Absence de réductions fiscales pour le démantèlement syndical

Titre complet:
Loi sur l'absence de réductions fiscales pour le démantèlement syndical (NTBUB)

Résumé#

Cette loi modifierait le code fiscal pour empêcher les employeurs de prendre des déductions fiscales pour les dépenses visant à influencer leurs employés concernant les organisations de travail ou les activités des organisations de travail. Elle ajoute une définition de "l'organisation de travail" et "l'activité de l'organisation de travail", énumère ce qui compte comme des dépenses d'influence et liste des exceptions spécifiques.

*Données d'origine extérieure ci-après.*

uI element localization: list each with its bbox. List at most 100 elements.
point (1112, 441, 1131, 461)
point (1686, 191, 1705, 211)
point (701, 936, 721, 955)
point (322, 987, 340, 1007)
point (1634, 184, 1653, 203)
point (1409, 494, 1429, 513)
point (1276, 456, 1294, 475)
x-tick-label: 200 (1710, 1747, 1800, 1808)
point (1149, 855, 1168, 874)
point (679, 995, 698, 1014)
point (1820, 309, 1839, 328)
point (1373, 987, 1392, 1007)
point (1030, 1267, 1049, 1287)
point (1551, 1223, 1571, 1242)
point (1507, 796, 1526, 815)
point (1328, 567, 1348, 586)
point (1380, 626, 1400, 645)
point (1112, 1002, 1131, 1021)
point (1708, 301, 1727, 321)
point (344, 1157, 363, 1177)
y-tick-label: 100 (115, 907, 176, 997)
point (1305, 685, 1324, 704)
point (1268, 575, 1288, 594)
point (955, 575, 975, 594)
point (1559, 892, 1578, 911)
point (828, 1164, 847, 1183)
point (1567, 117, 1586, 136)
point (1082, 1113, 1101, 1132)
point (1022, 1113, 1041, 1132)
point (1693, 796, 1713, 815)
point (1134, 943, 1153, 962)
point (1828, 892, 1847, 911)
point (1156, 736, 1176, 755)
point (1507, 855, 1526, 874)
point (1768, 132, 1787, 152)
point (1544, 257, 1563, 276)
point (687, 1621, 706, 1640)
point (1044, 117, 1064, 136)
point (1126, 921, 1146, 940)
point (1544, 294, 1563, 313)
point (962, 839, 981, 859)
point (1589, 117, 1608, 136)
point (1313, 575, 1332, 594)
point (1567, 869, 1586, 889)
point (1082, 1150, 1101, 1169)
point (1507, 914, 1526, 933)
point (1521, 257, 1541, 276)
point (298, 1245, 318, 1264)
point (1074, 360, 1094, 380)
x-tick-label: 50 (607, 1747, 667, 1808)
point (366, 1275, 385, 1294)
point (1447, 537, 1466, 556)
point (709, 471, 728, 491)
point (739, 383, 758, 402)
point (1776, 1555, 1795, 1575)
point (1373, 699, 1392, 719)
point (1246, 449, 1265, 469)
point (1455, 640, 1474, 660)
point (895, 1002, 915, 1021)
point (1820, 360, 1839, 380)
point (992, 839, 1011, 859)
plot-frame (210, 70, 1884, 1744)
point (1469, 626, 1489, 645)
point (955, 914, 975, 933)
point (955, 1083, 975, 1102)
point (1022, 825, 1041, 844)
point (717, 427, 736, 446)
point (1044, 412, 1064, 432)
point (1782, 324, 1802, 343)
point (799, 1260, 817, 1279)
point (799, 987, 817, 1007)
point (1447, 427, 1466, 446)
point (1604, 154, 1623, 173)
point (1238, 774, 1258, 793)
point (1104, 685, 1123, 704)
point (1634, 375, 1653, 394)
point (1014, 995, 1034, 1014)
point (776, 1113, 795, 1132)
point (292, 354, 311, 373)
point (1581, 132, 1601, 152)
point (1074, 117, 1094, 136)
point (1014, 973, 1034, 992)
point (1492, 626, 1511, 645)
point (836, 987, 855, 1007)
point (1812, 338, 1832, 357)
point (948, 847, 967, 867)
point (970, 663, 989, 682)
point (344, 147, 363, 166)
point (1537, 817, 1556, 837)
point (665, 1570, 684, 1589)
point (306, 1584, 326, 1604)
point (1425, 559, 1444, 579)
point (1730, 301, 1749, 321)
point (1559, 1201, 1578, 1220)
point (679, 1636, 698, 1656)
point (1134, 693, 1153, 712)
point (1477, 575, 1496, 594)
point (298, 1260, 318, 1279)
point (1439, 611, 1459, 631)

La loi crée également de nouvelles règles de déclaration pour les employeurs et pour les tiers qui effectuent ce travail, ajoute des pénalités pour les manquements à la déclaration des informations requises, et exige que le Trésor rédige des règlements et des directives dans les 240 jours. Les changements prennent effet pour les années fiscales commençant après 240 jours suivant l'adoption.

Ce que cela signifie pour vous#

  • Si vous travaillez pour un employeur : la loi ne modifie pas les droits décrits dans la Loi nationale sur les relations de travail ou la Loi sur le travail ferroviaire. Elle change la manière dont certaines dépenses des employeurs liées à l'organisation syndicale ou aux actions collectives sont traitées à des fins fiscales et de déclaration.
  • Si vous dirigez une entreprise ou fournissez des services aux employeurs : certaines dépenses utilisées pour influencer les employés concernant les syndicats ou l'action collective ne seraient plus déductibles d'impôt. Les entreprises et les consultants tiers effectuant ces activités auraient de nouvelles obligations de déclaration d'informations et pourraient faire face à des pénalités s'ils ne fournissent pas les informations requises.

Dépenses#

  • La loi ajoute une règle niant les déductions en vertu de la section 162 du IRC pour toute tentative d'influencer les employés du contribuable en ce qui concerne les organisations de travail ou les activités des organisations de travail.
  • Des exemples de montants considérés comme des dépenses d'influence incluent : des montants liés à des actions qui entraînent une plainte auprès du NLRB, un règlement d'une accusation de pratique de travail injuste sans plainte, ou une décision de tribunal en vertu de la Loi sur le travail ferroviaire ; des montants pour des réunions ou des formations incluant des employés qui pourraient faire partie d'une unité de négociation et où l'activité de l'organisation de travail est discutée ; et des montants devant être déclarés en vertu de la Loi sur la déclaration et la divulgation des relations de travail.
  • La loi énumère des exceptions, y compris les communications avec un représentant désigné des employés, les communications aux actionnaires requises en vertu de la loi sur les valeurs mobilières, les communications liées à la reconnaissance volontaire, les montants pour le fonctionnement de partenariats de travail-gestion en vertu d'un accord de négociation collective existant, les communications relatives à la procédure de griefs en vertu d'un CBA, les montants payés par une organisation de travail, les affichages légaux requis pour les employés, et les montants liés à des plaintes qui sont par la suite annulées en totalité.
  • La loi crée une nouvelle pénalité de déclaration (section 6720D) : le plus élevé de 10 000 $ ou 1 000 $ multiplié par le nombre d'employés équivalents temps plein de l'employeur, avec des pénalités supplémentaires si un manquement se poursuit plus de 90 jours (sous réserve d'un plafond de 100 000 $). Il existe une exception pour cause raisonnable.
  • Les tiers effectuant ces activités pour d'autres doivent également déposer des déclarations d'informations en vertu d'une nouvelle section 6039K.

Point de vue des partisans#

La loi affirme que les employeurs dépensent de grandes sommes pour influencer les employés concernant l'organisation syndicale et l'action collective, y compris des tactiques légales et illégales. Ses sponsors soutiennent que le code fiscal ne devrait pas subventionner ces dépenses. Ils affirment que le refus de déductions supprimera une subvention fiscale pour l'influence des employeurs et aidera à protéger les choix libres des travailleurs concernant la représentation syndicale et l'action collective.

Point de vue des opposants#

Aucune information disponible publiquement.